Il silenzio che ne seguì si prolungò molto oltre il puro tempo di andata e ritorno del messaggio, ma alla fine una risposta arrivò.

«Non ce nessuno qui con quel nome. Chi siete?»

«Adesso non abbiamo tempo per parlare, ma torneremo» disse Jag, e Lunga Bottiglia fece fare dietro front alla nave.

«Scommetto sorpresi che li ha questo» disse il delfino mentre attraversavano il portale.

Questa volta emersero accanto a un pianeta delle dimensioni di Marte e altrettanto privo d’acqua, però, giallo anziché rosso. Il suo sole, una stella bianco-azzurra, era visibile all’orizzonte: appariva grande circa il doppio del Sole visto dalla Terra. «Qui niente» affermò Jag.

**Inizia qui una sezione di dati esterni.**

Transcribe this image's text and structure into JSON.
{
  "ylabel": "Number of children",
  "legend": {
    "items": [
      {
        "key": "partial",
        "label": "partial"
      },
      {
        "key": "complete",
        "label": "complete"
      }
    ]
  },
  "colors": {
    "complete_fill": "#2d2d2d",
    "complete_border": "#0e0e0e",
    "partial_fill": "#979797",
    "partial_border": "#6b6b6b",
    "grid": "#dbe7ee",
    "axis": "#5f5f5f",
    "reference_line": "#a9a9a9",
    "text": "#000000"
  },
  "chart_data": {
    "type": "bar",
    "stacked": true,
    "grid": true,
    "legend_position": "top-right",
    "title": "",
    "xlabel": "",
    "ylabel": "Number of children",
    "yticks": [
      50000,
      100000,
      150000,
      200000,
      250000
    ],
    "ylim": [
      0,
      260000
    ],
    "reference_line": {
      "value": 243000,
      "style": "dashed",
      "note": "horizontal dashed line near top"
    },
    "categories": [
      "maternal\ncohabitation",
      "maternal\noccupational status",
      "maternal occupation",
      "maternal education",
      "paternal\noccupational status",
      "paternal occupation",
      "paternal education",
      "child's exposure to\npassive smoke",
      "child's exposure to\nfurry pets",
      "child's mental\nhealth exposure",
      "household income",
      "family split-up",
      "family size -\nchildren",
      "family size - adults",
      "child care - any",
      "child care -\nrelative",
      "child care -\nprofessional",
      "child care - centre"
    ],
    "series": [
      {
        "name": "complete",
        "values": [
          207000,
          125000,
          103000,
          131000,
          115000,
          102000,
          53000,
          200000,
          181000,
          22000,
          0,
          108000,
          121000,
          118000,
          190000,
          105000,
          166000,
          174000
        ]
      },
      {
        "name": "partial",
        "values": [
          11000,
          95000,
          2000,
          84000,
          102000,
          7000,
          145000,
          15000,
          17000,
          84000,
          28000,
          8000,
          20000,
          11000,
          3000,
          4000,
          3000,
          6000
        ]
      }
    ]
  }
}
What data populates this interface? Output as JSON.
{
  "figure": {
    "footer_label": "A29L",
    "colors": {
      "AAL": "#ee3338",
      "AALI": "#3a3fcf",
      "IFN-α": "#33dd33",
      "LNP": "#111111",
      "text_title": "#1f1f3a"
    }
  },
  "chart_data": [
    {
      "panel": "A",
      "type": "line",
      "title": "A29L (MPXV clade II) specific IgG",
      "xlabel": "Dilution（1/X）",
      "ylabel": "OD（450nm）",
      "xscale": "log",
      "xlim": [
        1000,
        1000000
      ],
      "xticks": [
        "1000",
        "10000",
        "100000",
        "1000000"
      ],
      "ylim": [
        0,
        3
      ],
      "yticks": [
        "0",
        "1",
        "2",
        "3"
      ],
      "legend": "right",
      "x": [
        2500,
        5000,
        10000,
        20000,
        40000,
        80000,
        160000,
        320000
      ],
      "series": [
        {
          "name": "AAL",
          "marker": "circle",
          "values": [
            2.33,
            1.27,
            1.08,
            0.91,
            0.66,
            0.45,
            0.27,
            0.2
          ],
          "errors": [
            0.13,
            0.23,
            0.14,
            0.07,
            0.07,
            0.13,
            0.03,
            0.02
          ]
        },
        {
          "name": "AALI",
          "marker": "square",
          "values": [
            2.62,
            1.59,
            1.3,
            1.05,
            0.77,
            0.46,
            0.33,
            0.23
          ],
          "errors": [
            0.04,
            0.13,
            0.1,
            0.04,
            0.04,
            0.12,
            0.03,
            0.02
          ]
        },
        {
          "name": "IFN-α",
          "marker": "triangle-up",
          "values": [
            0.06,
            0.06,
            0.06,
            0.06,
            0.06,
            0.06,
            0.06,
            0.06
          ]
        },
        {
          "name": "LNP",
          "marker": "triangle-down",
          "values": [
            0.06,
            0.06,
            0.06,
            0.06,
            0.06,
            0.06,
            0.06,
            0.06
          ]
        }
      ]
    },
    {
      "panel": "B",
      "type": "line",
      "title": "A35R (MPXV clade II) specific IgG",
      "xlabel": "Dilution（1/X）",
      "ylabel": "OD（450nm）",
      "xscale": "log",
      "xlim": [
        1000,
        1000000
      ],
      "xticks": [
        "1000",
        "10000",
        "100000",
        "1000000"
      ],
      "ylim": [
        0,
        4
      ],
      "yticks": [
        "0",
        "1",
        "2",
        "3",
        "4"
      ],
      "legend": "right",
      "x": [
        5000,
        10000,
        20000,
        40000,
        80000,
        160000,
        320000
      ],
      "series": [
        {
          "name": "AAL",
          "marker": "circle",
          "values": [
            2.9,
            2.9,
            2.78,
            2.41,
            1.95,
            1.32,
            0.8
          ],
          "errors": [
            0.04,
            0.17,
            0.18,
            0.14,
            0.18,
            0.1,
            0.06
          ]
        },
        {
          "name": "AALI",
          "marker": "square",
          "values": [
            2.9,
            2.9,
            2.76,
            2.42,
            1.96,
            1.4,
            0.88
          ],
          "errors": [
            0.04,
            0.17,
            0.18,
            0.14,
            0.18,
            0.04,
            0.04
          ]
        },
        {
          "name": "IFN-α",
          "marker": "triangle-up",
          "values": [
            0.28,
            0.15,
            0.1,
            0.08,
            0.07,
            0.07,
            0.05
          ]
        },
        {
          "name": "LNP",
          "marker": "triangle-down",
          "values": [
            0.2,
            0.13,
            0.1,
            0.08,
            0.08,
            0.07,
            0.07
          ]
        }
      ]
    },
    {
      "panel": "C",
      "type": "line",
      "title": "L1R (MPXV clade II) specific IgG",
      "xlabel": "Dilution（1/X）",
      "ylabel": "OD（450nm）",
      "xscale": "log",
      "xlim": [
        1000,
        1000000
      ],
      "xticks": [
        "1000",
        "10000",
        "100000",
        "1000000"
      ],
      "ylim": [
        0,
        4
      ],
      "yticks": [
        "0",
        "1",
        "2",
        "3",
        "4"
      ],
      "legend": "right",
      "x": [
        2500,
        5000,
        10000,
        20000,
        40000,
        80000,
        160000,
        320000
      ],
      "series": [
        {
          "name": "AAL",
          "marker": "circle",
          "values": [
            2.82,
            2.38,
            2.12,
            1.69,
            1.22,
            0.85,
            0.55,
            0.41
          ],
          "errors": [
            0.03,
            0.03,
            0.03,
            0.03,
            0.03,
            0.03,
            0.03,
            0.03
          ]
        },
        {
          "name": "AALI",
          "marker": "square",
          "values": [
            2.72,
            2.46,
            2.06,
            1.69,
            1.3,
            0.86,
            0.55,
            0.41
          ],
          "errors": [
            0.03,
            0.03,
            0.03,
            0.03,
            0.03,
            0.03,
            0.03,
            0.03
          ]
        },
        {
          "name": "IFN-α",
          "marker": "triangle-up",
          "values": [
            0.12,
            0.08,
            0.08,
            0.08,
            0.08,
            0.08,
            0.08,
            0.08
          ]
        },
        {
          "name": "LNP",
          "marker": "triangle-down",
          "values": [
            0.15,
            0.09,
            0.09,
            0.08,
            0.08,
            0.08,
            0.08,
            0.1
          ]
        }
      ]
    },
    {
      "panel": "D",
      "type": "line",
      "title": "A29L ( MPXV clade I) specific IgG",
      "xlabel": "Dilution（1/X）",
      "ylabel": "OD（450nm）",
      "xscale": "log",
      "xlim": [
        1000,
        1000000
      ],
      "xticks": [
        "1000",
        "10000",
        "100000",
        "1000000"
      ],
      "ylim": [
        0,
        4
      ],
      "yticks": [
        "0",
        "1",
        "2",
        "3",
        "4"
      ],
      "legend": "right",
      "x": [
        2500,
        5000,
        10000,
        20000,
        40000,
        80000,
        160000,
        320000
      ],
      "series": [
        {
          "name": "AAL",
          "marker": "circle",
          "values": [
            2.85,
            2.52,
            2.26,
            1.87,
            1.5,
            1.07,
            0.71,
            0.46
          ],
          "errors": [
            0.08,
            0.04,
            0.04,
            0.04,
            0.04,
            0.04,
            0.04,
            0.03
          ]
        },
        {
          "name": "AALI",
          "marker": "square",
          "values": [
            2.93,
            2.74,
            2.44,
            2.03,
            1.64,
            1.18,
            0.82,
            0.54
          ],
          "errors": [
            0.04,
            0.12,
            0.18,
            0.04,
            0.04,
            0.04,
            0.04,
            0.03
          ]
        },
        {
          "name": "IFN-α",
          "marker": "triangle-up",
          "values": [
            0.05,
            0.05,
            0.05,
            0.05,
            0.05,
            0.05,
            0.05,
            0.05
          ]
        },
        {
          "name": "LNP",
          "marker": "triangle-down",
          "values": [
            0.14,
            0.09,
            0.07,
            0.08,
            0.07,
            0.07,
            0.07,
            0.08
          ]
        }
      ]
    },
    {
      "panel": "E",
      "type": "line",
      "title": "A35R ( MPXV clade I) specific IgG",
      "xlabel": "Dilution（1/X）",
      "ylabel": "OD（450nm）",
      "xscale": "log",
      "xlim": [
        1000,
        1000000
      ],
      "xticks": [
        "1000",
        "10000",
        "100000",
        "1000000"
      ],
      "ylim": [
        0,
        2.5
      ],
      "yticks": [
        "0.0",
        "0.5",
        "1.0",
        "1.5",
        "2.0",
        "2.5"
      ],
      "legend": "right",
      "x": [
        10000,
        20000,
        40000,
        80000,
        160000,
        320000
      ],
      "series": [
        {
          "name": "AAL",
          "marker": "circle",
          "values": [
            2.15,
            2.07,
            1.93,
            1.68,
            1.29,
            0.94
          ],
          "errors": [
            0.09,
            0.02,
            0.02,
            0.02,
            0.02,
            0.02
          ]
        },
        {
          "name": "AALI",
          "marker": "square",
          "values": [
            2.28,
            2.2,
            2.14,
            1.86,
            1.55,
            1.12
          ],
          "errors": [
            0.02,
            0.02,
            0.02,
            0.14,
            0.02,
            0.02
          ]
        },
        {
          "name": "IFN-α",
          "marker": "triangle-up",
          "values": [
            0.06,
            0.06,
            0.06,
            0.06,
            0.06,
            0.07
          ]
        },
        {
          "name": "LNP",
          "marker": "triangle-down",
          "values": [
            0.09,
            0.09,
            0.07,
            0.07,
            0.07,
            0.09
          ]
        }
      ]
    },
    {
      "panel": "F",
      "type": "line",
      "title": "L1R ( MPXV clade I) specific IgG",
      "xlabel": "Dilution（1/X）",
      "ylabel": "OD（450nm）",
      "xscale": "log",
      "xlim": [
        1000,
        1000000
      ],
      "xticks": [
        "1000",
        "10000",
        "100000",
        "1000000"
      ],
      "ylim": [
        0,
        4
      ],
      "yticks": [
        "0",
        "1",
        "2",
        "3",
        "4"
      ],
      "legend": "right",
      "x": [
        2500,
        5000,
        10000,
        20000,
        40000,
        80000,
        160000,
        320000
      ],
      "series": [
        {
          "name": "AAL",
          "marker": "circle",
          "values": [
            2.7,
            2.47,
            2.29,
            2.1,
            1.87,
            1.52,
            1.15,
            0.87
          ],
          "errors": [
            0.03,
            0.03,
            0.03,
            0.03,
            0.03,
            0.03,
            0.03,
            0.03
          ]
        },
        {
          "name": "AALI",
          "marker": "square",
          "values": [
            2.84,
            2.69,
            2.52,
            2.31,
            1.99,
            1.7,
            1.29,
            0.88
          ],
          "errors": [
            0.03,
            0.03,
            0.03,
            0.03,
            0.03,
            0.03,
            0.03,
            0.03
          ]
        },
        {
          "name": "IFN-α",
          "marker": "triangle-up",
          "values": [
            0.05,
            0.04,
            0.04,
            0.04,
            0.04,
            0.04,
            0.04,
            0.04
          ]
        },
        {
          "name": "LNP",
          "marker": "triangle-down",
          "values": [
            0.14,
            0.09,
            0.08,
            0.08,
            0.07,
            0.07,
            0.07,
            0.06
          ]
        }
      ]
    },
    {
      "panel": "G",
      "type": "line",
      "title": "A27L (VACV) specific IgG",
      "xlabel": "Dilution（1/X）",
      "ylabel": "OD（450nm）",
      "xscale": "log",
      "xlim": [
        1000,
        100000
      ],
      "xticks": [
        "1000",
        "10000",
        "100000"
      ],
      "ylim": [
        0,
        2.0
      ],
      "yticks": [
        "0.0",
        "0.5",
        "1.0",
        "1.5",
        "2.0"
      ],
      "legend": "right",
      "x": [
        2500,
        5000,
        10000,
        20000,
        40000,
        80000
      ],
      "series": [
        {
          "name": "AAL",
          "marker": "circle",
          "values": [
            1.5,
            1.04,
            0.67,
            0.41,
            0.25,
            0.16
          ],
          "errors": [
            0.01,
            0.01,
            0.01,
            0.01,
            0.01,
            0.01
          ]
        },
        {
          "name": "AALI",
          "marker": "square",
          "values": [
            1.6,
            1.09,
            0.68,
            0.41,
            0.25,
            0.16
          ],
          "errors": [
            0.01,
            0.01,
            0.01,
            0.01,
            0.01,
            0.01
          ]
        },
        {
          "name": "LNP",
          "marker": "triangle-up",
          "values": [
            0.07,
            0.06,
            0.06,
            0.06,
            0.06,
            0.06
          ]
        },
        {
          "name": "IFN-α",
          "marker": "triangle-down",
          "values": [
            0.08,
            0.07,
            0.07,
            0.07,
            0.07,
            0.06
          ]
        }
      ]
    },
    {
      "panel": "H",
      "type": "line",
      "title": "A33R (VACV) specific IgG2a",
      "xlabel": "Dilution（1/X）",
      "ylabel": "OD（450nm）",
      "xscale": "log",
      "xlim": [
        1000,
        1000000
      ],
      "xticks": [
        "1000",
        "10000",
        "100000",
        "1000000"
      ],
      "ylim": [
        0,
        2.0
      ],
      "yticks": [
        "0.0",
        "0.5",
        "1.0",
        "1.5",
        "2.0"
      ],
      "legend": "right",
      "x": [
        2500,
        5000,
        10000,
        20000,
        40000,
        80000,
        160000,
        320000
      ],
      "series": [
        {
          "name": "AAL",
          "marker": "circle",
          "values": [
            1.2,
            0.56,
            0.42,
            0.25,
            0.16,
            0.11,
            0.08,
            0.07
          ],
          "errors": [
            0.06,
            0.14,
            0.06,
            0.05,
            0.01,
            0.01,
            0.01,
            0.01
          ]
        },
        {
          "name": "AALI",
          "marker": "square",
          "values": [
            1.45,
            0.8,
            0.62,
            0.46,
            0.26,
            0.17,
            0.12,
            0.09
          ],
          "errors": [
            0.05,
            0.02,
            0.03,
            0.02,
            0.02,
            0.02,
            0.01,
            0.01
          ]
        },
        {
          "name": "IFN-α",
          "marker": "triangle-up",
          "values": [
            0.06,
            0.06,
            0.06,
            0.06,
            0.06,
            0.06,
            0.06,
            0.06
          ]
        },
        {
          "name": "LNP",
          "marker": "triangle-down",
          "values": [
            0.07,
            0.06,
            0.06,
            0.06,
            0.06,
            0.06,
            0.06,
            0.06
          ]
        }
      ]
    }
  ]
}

Lunga Bottiglia si concesse il lusso di spostare la Rum Runner in modo tale che il disco del pianeta giallo eclissasse la stella con la massima precisione. La corona solare, un misto di porpora, bianco e blu marina, era un vero spettacolo e si estendeva nel cielo molto più di quanto il delfino si fosse aspettato. Per qualche istante lui e Jag si bearono di quella visione, poi tornarono a tuffarsi nella scorciatoia.

Anche quel punto di uscita aveva visto di recente emergere una stella, ma non una stella verde. Come a Tau Ceti, si era trattato invece di una nana rossa, piccola e fredda.

Jag consultò gli scanner. «Niente.»

Per l’ennesima volta si tuffarono, e la scorciatoia si spalancò per accoglierli come una bocca dalle labbra di porpora.